The trauma that Mina and the others endure ultimately illustrates The Impact of Trauma on Creativity. Even as traumatic events occur in real time, Mina constantly compares life to art. As she beholds Daniel’s violent death and the terrified expression on his face, she cannot help but reflect that “[s]he had sketched Daniel’s face so many times, studying its every kink and nuance. But this [i]s the culmination of all his fears in a single look” (212). The representations of him in the sketchbook are moments that illustrate his various moods over time, but the real person dying in front of Mina has more expressiveness in his face than she ever managed to capture on the page. Caught up in this moment and lamenting Daniel’s willingness to be manipulated by the watchers’ ruse of imitating John, Mina offers a new interpretation of The Tension Between Caution and Compassion. She feels that “[d]espite what Madeline thought, [Daniel’s] kindness wasn’t a weakness. It was his greatest strength” (179). Ultimately, Daniel dies because of his kindness toward John, but this very kindness, however naïve, is the attribute that makes him human. By contrast, Madeline’s coldly pragmatic approach to survival aligns her more closely with the equally cold watchers whose malicious presence dominates the night—foreshadowing the revelation that she is indeed one of their number.

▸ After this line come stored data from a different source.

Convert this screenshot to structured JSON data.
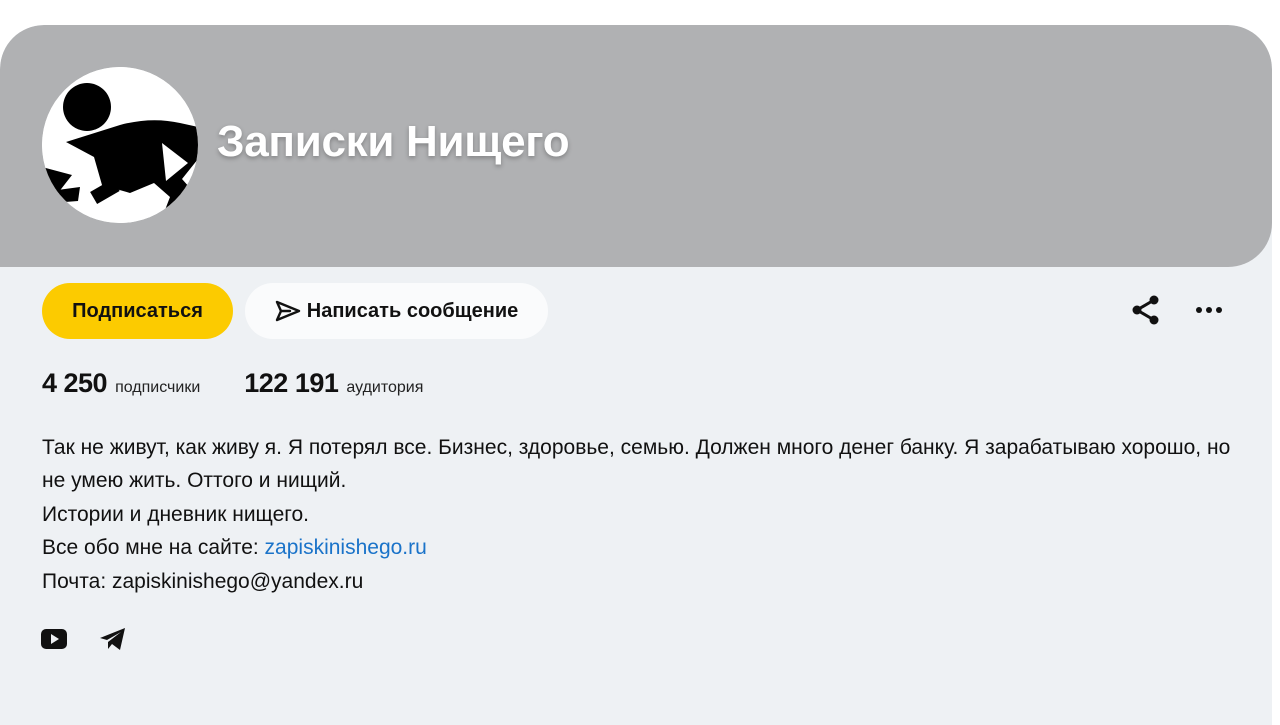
{
  "channel": {
    "title": "Записки Нищего",
    "avatar_icon": "person-bending-icon"
  },
  "actions": {
    "subscribe_label": "Подписаться",
    "message_label": "Написать сообщение",
    "message_icon": "send-icon",
    "share_icon": "share-icon",
    "more_icon": "more-icon"
  },
  "stats": {
    "subscribers_value": "4 250",
    "subscribers_label": "подписчики",
    "audience_value": "122 191",
    "audience_label": "аудитория"
  },
  "description": {
    "line1": "Так не живут, как живу я. Я потерял все. Бизнес, здоровье, семью. Должен много денег банку. Я зарабатываю хорошо, но не умею жить. Оттого и нищий.",
    "line2": "Истории и дневник нищего.",
    "line3_prefix": "Все обо мне на сайте: ",
    "line3_link": "zapiskinishego.ru",
    "line4": "Почта: zapiskinishego@yandex.ru"
  },
  "social": {
    "youtube_icon": "youtube-icon",
    "telegram_icon": "telegram-icon"
  },
  "colors": {
    "banner": "#b0b1b3",
    "card": "#eef1f4",
    "subscribe_button": "#fccb00",
    "link": "#1a73c9"
  }
}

The symbolism of birds takes on a new meaning in this section. The extensive time in the coop causes Mina’s pet bird to become depressed; it “no longer whistle[s] like it used to, back when everything was new to its eyes and when the hum of [the humans’] voices caused its little feet to dance. Though already a prisoner, caged and sold, it ha[s] shrunk beneath the coop’s light” (155-56). Thus, Shine suggests that the parrot’s usual captivity in the cage is far less traumatic than the captivity that it shares with the humans in the coop. Its confined life before entering the woods was bearable because humans treated the bird far more kindly than the watchers treat their “pets”—humans. However, as the group finally escapes (sans Daniel), the focus on bird-related imagery shifts to a broader study of the changing duality of darkness and light. As they leave the forest, the sun rises, “diluting the darkness with light” and heralding a return of hope and freedom (219), finally overcoming the darkness of the trauma that the watchers inflicted upon them.